Most links this week are coming from me reading my "to read" emails folder that I've just been stuffing things in since the pandemic started. I'm down to 335 as of this typing.
Money and class from A Gai Shan Life
Covid 19 has persistently decreased labor supply. (This one isn't as flashy as the Brookings report, but it's also got cleaner methods.)
I'd posited many years ago that one of the reasons DH's extended family doesn't save money is because when they do someone else in the extended family has an emergency and basically it's gone. Here's an experiment in Cote d'Ivoire that shows there's maybe some merit to that hypothesis.
Machine learning can predict shooting victimization well enough to help prevent it.
This is super depressing. Basically once WIC runs out, food-insecure moms starve themselves to make sure their kids get food.

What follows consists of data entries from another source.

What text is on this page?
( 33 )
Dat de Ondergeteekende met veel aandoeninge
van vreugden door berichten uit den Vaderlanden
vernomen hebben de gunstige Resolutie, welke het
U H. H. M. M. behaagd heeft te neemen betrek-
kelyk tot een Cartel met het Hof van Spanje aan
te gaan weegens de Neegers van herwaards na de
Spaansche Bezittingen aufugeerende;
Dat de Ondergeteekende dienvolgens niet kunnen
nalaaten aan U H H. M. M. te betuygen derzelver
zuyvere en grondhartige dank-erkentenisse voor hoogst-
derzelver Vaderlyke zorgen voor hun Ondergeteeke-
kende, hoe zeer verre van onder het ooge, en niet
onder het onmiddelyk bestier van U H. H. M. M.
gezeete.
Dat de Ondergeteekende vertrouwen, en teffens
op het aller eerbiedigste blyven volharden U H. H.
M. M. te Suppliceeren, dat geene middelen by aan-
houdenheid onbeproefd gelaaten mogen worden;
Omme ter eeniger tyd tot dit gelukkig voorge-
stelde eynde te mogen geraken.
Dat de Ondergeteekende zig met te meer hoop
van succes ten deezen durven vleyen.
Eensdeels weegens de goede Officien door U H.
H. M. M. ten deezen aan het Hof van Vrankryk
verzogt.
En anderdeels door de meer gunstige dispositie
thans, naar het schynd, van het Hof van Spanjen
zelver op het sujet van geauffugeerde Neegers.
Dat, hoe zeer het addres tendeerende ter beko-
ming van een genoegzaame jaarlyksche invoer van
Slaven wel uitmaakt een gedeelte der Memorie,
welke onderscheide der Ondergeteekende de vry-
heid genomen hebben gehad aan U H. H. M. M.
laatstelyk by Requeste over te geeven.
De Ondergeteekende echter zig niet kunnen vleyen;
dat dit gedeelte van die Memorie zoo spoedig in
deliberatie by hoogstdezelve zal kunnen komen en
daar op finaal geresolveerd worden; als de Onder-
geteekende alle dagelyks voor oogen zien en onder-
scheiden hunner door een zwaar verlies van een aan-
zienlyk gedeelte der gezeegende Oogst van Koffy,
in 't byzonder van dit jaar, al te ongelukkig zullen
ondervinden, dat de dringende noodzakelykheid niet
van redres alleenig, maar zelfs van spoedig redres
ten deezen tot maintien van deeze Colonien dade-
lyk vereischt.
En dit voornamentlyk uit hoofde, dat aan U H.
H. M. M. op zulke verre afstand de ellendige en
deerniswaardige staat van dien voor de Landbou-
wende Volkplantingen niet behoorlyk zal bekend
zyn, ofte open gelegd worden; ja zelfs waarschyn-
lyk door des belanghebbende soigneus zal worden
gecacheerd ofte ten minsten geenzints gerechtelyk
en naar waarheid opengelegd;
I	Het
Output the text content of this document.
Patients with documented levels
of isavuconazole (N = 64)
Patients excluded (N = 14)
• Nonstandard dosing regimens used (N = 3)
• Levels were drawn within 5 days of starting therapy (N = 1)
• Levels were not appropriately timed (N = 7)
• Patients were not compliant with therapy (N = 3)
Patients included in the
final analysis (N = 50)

Someone asked if/which graduate degrees are "worth it"-- here's the earnings side to that question. (See graph below-- if you click it it should link to the paper.) Note this is limited to full time earnings. You should be focusing on the FE versions (the OLS don't take into account that the kind of guy who gets a humanities advance degree was not going to earn a lot anyway-- basically it's comparing to all other guys, not just guys who would consider post-college humanities education). The Y variable is ln(earnings) which means you can think of it as .4 as an increase of 40% (B*100%). If you get the PDV (present discounted cost) of the loans and/or opportunity cost of the money and time, that would tell you if the degree is actually worth it or not. So basically if graduate school was free and they paid you a stipend comparable to what you would have gotten if you weren't in graduate school (or your current employer offers a tuition benefit), this would be the total benefit (in terms of % increase of your earnings). Look at male nurses(!) They should definitely go for the graduate degree.